After a couple of days toying with this, it is clear that injecting measured amounts of noise into a local loop is something of a black art!
For this experiment, enough Gaussian noise has to be injected to induce line errors (to test the modem's response). But too much noise causes an irretrievable framing loss and ultimately loss of sync. However, there's a very fine threshold between those two noise levels.
Furthermore, these noise tests using the Hantek AWG, above, exhibit something of the Boiled Frog syndrome! That is: "start with a cool pan, slowly raise the heat, and the frog won't even notice!". That seems to be the case with line noise, too!
Suddenly injecting a high power level of noise almost certainly causes a lost connection with immediate effect. One loss of framing signal is enough.
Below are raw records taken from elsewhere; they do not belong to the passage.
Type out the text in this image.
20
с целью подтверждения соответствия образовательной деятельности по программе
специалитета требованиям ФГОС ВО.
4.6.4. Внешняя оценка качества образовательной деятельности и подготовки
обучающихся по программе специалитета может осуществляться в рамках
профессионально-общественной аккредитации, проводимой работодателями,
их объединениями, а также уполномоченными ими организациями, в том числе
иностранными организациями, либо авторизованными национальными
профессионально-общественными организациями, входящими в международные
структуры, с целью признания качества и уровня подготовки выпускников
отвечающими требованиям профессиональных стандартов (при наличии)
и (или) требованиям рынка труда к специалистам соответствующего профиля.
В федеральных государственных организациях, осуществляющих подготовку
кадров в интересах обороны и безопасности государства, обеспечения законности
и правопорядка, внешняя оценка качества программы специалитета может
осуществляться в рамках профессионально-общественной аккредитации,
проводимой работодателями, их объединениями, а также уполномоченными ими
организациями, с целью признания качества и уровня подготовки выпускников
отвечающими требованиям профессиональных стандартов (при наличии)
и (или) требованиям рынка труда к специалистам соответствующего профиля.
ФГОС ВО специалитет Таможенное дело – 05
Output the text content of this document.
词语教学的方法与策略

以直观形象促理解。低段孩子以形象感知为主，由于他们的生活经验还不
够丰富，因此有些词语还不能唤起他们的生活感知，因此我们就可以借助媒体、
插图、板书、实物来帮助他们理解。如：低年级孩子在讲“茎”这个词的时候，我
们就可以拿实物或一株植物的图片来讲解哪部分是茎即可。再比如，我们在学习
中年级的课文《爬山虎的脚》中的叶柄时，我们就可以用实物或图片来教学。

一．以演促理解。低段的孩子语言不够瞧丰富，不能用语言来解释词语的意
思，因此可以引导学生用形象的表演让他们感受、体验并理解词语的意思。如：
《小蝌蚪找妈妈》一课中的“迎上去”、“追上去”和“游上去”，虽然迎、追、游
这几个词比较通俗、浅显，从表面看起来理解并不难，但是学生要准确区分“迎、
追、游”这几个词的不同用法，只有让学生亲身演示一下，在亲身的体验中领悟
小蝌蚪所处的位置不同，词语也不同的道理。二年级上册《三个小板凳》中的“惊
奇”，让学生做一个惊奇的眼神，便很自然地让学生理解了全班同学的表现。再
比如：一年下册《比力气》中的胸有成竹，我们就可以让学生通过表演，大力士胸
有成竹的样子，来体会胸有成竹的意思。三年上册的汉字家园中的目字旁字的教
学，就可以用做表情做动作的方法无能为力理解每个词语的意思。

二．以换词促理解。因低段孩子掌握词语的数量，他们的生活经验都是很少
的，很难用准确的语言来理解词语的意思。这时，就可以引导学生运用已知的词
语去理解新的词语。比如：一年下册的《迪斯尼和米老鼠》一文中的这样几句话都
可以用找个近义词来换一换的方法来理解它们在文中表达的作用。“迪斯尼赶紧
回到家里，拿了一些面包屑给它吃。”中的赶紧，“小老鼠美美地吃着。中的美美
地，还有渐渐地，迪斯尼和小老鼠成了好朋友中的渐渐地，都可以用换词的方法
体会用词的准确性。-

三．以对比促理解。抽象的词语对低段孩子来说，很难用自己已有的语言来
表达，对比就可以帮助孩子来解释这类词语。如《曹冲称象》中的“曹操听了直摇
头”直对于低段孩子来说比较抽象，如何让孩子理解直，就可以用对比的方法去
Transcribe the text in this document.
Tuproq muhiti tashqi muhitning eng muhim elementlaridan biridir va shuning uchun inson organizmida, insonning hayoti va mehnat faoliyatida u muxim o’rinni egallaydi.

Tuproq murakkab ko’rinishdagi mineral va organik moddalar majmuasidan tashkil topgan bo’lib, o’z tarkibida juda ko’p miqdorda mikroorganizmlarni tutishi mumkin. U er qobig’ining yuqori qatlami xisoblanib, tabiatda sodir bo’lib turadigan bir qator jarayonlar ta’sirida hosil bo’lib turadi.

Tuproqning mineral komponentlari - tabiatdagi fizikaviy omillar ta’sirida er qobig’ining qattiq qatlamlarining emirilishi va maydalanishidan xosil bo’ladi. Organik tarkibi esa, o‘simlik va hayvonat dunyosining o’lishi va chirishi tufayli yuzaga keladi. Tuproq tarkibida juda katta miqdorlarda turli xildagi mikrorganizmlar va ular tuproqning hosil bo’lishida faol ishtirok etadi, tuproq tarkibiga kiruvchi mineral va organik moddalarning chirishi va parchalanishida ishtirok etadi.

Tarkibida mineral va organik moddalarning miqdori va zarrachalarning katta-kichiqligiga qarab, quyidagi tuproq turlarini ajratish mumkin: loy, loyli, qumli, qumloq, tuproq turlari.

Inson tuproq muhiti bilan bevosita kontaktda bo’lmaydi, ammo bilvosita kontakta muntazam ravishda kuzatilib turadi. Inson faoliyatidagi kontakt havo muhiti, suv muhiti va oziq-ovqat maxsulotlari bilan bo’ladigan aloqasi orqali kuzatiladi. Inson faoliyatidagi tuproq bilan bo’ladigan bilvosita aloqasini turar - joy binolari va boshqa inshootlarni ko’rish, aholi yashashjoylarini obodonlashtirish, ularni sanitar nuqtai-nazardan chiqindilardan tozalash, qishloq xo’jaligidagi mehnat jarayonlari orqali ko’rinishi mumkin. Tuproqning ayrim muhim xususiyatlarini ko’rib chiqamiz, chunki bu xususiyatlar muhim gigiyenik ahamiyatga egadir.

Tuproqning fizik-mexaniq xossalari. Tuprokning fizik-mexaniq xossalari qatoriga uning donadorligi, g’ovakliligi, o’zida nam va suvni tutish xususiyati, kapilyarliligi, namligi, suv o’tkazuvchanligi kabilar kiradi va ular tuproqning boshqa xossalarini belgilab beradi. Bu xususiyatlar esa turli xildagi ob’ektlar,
By contrast, there is 'success' when the line is synced with no noise. Only then is the noise slowly increased. Starting with just a few microvolts amplitude, the noise can be raised to several hundred millivolts over the time span of a few tens of seconds or minutes. Presumably as the CPE furiously bit-swaps in search of better carriers.
So what? Who cares?
Well, we might speculate that this behaviour has some relevance to the effects of crosstalk noise, as VDSL2 is rolled out further.
When a VDSL circuit is newly commissioned, it's possible that it will act as an immediate and severe 'disturber' on its neighbouring pairs. Inducing large amounts of Gaussian noise into them from the moment that the new port is activated at the DSLAM. There is nothing in the VDSL2 specs (sfaik) for building up transmit power on a slowly-slowly basis. So what is going to happen in those cases?
This is pure speculation, but it might be found that as a new VDSL2 circuit is activated, the crosstalk it creates causes the immediate de-syncing of (borderline) neighbours..Those lines then re-sync, knocking out the new circuit. Which then tries to resync itself. In a ping-pong effect! Just speculation though. No evidence of that actually happening, yet!
Though what has been seen is as follows: the Gaussian noise power level is incrementally raised (simulating disturbance from increased crosstalk). The actual net data rate remains static, a property of the DLM configuration. However, the attainable rate still drops. Causing the Relative Capacity Occupation (RCO) , a percentage measurement, to rise, quite possibly above 100%. Meanwhile, with the noise floor raised, the SNR margins, especially in the higher downstream bands, are seen to wither downwards, towards zero.
As those SNR margins are slashed, and with that static actual net data rate, the error rates creep up. Eventually, the DLM algorithm has to intervene. So it re-profiles the line with lower transmission rate bands, and the SNR margins rise again.
Sfaics, those stages could mark the typical effects of crosstalk at the CPE as more and more subscribers sharing the same cable binder opt for a VDSL2 service.